For 11 years Ignatius learned skills of administration,
diplomacy, arms and courtly manners that would prepare him for a
career in public administration and political intricacies. He
dreamed of being sent as an emissary of the king or ruling over
a royal town such as Arévalo. However, his mentor's fall from
power for opposing the new king, Carlos I, put an abrupt end to
that ambition.
Next came his service with the Duke of
Nájera, viceroy of the northern part of the Kingdom of Navarre
which bordered on France. After a promising start where his
diplomacy and leadership qualities made him a "gentilhombre"
very useful to the Duke, this second career also came to an
abrupt halt when a French cannon ball badly injured his legs.
After his convalescence and conversion a new
desire to serve Jesus replace his former hopes of glory.

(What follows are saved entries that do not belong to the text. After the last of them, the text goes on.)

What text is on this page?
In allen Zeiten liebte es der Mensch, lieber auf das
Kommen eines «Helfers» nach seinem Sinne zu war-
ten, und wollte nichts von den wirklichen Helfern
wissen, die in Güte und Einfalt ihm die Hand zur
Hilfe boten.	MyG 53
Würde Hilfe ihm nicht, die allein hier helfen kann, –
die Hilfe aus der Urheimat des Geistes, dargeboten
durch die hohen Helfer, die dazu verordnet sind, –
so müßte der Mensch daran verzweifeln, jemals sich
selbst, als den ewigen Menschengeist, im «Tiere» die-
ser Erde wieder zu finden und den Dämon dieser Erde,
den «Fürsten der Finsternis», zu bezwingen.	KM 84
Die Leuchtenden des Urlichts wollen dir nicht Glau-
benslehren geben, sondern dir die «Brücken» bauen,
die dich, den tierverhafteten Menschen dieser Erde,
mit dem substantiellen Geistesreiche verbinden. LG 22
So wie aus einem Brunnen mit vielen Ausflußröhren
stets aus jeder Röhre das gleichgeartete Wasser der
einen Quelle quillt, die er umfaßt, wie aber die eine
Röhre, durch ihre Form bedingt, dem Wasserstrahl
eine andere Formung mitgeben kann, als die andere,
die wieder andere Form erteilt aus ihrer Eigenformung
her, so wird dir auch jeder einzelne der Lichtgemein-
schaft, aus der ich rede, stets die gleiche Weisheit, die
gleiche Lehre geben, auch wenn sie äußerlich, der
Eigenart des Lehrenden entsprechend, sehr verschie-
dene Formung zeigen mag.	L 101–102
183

His
first efforts in this new service led to a complete reversal of
values as the proud courtier became a poor beggar, imposing
harsh penances upon himself in a literal imitation of the
legends of the saints. He set out from Loyola for the Holy Land,
stopping first at the shrine of the Black Virgin at Montserrat.

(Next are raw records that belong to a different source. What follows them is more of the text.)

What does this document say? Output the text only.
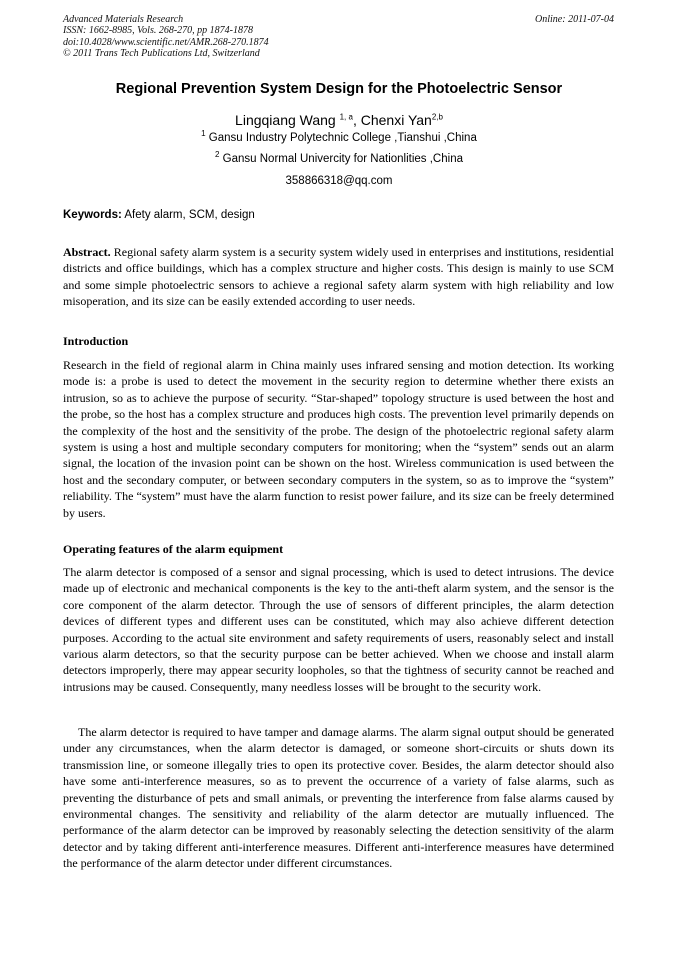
Advanced Materials Research
ISSN: 1662-8985, Vols. 268-270, pp 1874-1878
doi:10.4028/www.scientific.net/AMR.268-270.1874
© 2011 Trans Tech Publications Ltd, Switzerland
Online: 2011-07-04
Regional Prevention System Design for the Photoelectric Sensor
Lingqiang Wang $^{1, a}$, Chenxi Yan$^{2,b}$
$^1$ Gansu Industry Polytechnic College ,Tianshui ,China
$^2$ Gansu Normal Univercity for Nationlities ,China
358866318@qq.com
Keywords: Afety alarm, SCM, design
Abstract. Regional safety alarm system is a security system widely used in enterprises and institutions, residential districts and office buildings, which has a complex structure and higher costs. This design is mainly to use SCM and some simple photoelectric sensors to achieve a regional safety alarm system with high reliability and low misoperation, and its size can be easily extended according to user needs.
Introduction
Research in the field of regional alarm in China mainly uses infrared sensing and motion detection. Its working mode is: a probe is used to detect the movement in the security region to determine whether there exists an intrusion, so as to achieve the purpose of security. “Star-shaped” topology structure is used between the host and the probe, so the host has a complex structure and produces high costs. The prevention level primarily depends on the complexity of the host and the sensitivity of the probe. The design of the photoelectric regional safety alarm system is using a host and multiple secondary computers for monitoring; when the “system” sends out an alarm signal, the location of the invasion point can be shown on the host. Wireless communication is used between the host and the secondary computer, or between secondary computers in the system, so as to improve the “system” reliability. The “system” must have the alarm function to resist power failure, and its size can be freely determined by users.
Operating features of the alarm equipment
The alarm detector is composed of a sensor and signal processing, which is used to detect intrusions. The device made up of electronic and mechanical components is the key to the anti-theft alarm system, and the sensor is the core component of the alarm detector. Through the use of sensors of different principles, the alarm detection devices of different types and different uses can be constituted, which may also achieve different detection purposes. According to the actual site environment and safety requirements of users, reasonably select and install various alarm detectors, so that the security purpose can be better achieved. When we choose and install alarm detectors improperly, there may appear security loopholes, so that the tightness of security cannot be reached and intrusions may be caused. Consequently, many needless losses will be brought to the security work.
The alarm detector is required to have tamper and damage alarms. The alarm signal output should be generated under any circumstances, when the alarm detector is damaged, or someone short-circuits or shuts down its transmission line, or someone illegally tries to open its protective cover. Besides, the alarm detector should also have some anti-interference measures, so as to prevent the occurrence of a variety of false alarms, such as preventing the disturbance of pets and small animals, or preventing the interference from false alarms caused by environmental changes. The sensitivity and reliability of the alarm detector are mutually influenced. The performance of the alarm detector can be improved by reasonably selecting the detection sensitivity of the alarm detector and by taking different anti-interference measures. Different anti-interference measures have determined the performance of the alarm detector under different circumstances.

A one-night vigil stretched out to an intense year of prayer in
the city of Manresa, not far Montserrat, before he continued his
journey to Rome and Jerusalem. He planned to live in the Holy
Land as a sort of permanent pilgrim, visiting the places where
Jesus lived and talking with people about Jesus. When his
reckless actions threatened the precarious situation of the
Franciscans in charge of the holy places, they forced him to
return to Europe.
Likewise, his initial efforts as a student at
Barcelona, Alcalá and Salamanca were fruitless. Not until he
learned to study in a disciplined manner at the University of
Paris did Ignatius finally realize one of his plans--obtaining
the education necessary to continue his work of conversing with
people about God and spiritual matters.
In Paris other doors started to open for him
as well. He met men who would be true companions and share his
vision, men like Francis Xavier. Their education as Masters of
the University of Paris qualified them for high positions;
instead they set out as pilgrims looking for opportunities to
serve God. Together these companions weathered the failure of
their initial goal of going to the Holy Land; they waited in
vain for an entire year for a ship to sail from Venice to Japha.

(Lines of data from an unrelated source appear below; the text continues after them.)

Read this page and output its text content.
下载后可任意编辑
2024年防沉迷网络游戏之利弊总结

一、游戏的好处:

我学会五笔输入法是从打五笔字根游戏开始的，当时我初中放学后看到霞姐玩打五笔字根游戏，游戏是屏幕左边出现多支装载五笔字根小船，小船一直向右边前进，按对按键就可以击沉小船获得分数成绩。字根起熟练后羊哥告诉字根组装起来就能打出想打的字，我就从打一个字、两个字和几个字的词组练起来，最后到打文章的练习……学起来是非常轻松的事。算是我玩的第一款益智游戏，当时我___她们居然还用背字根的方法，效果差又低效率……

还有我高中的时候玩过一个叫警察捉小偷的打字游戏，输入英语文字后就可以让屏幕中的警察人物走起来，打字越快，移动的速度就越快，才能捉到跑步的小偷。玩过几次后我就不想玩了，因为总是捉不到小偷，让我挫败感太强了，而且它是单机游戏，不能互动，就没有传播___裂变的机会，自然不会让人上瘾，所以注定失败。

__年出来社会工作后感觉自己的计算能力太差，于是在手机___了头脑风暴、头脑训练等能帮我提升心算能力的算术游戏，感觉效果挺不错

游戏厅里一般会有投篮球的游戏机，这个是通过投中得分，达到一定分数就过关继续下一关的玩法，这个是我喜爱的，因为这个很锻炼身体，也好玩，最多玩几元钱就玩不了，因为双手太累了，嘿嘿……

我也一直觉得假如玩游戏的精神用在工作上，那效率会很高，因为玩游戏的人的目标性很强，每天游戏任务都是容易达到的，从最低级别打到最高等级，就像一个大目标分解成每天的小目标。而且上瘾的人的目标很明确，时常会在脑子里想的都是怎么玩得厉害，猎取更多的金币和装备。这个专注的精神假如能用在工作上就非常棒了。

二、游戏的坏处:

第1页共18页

With their plans for the Holy Land
frustrated, Ignatius and his companions turned to Rome where
God's plan for them finally became clear. Rome became the center
where the Society of Jesus came into being and then spread
throughout the world. After all the previous journeys, Ignatius
himself spent his last 18 years living in the crowded center of
the city of Rome and working within a few small rooms. His most
important journey continued, however, for it centered on his
search for God and was graced with a profound mystical prayer.
Our most familiar image of Ignatius comes
from this last part of his life. He is usually portrayed as a
dour lawmaker pointing to the book of the Constitutions he wrote
to govern the Society of Jesus. His own self-image remained that
of the Pilgrim, which is how he constantly referred to himself
as he dictated his autobiography towards the end of his life.